We have a saying around development circles,” save early and save often”, and this couldn’t be more relevant than when your website is involved. Many web hosts provide easy ways to back up your website. cPanel, the most popular web hosting interface, provides one-click backups with a very easy to use backup wizard. The backup wizard prompts you for options, allowing you to selectively backup portions of your websites, databases, or create a complete backup.
Although we are addressing site security, there are so very many obvious reasons to maintain a backup of the site that stem beyond security.
Most decent web developers will provide you with a backup of your site when they launch your site, and typically will have one available should you need one down the road. This very simple task can save your company hours and days (possibly months) of frustration, down time, and productivity.
3) Keep your website healthy the easy way with updates
The most popular content management systems today provide site owners with the ability to easily update scripts, modules, plug-ins, etc.. Often you will find that content management system will offer you the ability to update their entire framework easily with just a few quick clicks.
**Although these systems may seem straightforward, it is important to make sure that you at least have a backup of your website before running an automated update, especially if you have any custom work done on the website or your code, as it is possible to accidentally overwrite any customizations your developer may have made to your website.
4) A layer of security never hurt anybody
These services provide you with numerous different options for actively monitoring and protecting the website, including:
- Web Application Firewall
- Routine Backups
- Vulnerability Scanning
- Automatic Fixes
- Brute Force Protection
and many other layers of protection to help keep your website safe.

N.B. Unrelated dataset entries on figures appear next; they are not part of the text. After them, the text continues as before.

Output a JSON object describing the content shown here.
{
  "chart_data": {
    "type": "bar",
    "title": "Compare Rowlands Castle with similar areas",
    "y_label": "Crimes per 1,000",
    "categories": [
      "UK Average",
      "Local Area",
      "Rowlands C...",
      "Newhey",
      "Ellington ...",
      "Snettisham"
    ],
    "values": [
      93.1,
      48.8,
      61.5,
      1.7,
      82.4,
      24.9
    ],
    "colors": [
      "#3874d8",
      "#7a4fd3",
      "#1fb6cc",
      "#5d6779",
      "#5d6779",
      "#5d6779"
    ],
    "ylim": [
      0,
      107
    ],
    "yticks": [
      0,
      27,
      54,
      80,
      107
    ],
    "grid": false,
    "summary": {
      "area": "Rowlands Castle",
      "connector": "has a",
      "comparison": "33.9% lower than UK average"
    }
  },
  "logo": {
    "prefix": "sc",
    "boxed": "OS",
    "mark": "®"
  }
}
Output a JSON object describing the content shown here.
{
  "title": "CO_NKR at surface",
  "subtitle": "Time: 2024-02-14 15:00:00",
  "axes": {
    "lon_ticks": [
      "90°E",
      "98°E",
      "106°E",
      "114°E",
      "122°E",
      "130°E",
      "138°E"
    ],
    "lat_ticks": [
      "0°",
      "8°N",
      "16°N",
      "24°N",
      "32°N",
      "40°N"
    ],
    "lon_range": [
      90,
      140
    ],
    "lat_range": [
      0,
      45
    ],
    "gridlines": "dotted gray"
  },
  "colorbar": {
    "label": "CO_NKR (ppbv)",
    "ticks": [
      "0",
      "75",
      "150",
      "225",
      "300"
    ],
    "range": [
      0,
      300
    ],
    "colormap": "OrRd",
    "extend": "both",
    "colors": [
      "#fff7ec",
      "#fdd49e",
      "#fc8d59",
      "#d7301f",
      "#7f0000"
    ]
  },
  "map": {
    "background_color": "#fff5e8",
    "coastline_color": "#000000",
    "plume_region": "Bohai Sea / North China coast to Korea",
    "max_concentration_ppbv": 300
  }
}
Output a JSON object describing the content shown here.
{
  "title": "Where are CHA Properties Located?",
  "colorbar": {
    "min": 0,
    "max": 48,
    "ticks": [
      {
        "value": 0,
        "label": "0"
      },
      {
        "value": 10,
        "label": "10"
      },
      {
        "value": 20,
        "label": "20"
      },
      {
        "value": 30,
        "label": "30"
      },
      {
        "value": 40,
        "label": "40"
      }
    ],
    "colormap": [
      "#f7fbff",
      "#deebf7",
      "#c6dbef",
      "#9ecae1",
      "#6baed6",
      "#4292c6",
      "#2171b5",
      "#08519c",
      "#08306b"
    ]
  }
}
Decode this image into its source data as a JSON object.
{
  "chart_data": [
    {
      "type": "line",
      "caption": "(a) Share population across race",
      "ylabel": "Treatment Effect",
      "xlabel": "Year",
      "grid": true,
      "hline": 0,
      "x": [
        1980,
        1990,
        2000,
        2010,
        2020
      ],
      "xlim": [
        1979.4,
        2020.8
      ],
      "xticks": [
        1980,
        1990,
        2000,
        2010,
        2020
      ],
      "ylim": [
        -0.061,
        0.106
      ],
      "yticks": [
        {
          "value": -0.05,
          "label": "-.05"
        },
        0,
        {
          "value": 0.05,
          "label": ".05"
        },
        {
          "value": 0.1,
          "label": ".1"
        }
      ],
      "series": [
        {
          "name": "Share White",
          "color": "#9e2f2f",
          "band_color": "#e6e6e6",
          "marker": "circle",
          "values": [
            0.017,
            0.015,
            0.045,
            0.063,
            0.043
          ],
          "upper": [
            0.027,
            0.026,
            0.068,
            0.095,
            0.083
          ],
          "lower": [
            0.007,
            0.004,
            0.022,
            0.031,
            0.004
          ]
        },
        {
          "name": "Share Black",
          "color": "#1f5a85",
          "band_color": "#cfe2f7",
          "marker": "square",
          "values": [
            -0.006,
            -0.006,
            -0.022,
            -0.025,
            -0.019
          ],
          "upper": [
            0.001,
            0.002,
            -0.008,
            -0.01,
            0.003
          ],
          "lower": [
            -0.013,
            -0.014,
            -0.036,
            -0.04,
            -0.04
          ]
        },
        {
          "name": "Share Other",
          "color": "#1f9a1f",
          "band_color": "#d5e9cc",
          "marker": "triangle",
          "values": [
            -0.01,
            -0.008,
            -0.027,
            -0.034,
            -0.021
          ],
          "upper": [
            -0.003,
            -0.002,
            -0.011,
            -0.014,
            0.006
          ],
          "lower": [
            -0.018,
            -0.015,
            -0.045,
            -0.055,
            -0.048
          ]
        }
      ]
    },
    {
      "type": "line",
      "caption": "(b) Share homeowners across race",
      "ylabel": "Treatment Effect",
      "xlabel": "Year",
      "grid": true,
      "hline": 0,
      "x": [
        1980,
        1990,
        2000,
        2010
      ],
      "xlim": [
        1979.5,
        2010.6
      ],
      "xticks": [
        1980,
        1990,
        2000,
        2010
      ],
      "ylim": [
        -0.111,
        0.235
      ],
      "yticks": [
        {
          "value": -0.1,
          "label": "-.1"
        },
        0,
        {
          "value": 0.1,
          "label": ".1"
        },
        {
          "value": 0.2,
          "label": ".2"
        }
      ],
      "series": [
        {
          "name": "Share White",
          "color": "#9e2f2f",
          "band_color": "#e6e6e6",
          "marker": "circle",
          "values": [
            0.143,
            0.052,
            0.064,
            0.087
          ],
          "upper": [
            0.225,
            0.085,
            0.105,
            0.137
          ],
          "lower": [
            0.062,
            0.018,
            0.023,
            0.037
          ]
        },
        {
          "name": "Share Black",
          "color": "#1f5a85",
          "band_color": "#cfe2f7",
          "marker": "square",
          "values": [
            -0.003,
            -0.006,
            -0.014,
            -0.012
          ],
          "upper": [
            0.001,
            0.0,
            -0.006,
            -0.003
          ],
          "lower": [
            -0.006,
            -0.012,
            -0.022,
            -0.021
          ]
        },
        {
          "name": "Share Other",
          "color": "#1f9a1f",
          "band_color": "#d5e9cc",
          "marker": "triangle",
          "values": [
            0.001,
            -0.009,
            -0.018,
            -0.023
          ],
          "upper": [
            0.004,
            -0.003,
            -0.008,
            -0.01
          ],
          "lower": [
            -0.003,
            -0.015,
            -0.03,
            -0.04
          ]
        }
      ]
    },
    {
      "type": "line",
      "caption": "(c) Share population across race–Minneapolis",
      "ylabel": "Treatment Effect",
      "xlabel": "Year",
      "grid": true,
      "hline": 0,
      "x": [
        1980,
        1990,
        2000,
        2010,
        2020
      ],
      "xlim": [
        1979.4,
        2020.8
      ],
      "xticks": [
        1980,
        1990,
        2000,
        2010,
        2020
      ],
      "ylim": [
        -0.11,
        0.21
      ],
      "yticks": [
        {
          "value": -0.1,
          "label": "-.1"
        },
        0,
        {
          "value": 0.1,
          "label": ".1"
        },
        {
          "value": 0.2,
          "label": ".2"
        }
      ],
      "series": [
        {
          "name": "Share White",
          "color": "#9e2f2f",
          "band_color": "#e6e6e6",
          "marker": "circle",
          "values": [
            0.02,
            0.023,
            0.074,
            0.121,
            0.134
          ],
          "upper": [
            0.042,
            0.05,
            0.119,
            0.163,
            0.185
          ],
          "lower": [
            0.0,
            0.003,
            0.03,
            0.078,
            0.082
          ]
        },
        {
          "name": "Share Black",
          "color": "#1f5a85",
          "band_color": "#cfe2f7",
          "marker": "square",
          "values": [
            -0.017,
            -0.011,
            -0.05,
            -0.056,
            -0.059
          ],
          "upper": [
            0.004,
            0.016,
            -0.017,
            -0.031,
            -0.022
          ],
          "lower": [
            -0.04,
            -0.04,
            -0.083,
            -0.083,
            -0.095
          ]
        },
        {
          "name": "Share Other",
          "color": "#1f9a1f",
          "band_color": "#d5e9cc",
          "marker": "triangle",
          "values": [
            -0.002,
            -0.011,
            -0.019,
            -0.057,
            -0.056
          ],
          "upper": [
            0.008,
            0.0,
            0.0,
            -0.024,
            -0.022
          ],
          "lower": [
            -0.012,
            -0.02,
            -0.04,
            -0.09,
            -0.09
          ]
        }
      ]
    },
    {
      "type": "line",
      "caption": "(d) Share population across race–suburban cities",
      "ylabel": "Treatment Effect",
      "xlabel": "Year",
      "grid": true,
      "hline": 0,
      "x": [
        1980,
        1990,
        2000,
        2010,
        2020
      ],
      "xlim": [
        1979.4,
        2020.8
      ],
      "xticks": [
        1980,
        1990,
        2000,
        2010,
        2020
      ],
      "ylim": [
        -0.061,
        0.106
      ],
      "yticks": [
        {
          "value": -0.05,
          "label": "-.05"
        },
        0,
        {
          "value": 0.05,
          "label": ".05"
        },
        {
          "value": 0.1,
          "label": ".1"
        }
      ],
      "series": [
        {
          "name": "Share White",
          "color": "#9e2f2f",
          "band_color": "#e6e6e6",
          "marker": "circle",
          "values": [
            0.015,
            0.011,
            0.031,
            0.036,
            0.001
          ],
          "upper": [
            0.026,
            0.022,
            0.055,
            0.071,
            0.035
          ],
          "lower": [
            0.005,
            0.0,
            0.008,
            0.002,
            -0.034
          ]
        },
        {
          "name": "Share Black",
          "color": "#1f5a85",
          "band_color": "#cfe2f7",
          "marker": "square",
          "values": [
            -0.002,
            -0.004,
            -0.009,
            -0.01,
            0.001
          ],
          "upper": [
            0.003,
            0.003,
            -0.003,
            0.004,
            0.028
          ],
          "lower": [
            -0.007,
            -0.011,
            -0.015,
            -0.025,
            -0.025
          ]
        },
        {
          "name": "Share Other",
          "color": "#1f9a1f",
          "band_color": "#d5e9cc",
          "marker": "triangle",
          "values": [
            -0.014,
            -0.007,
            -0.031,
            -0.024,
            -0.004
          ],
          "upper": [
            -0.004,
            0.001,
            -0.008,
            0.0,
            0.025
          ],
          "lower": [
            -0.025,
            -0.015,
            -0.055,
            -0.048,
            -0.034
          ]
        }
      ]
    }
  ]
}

Personally I prefer 6scan because of its automated fixes and manual fix suggestions, but there are plenty of options available with prices starting at free. There really isn’t any reason why you should not have this installed on your website, if not your entire server.
5) Become a regular visitor to your website
Actively visit your site! I know it seems very simple but often we find that website owners go weeks or months without knowing their site had been hacked simply because they haven’t visited recently.
The longer your site goes untouched, the more inviting it is to hackers looking for an easy target. Just going into your site regularly, always lets you know it’s online, and having frequent inspection gives you the opportunity to review your site from time to time and help you take notice of what improvements and revisions you can make.
Keep your site updated, spruce your text up from time to time, make regular changes, add new pictures.. Try to keep things fresh and you’ll find that it will keep your visitors interested, and keep them returning to your site.
After all, no matter how good your website looks people don’t need to see the same content more than a few times, no matter how great it is.
6) Don’t be afraid to ask for help!
At the end of the day, I realize that many website owners, even with the proper precautions are still very uncomfortable with making any changes to their website. That’s not a problem, I wouldn’t cut my own hair. We all have our own proficiencies, and sometimes, things are better left to the professionals. It’s not uncommon to retain a professional that will be available assist you with ongoing website maintenance that your business requires.
Our company, Design Dish, offers the Overlord service with basic monthly maintenance packages starting as low as $19.99 a month, and I’m sure that there are other developers out there that also offer similar, yet probably not as awesome, packages.
While there are many other important things to keep an eye on when you’re building your website, these are some of the main things to look out for when trying to protect your investment in your web presence.
At the end of the day, having your website hacked be an expensive and embarrassing experience, making your company appear unprofessional, unprepared, and outdated. We hope that these six simple steps will help you safeguard your web presence and keep you online for years to come.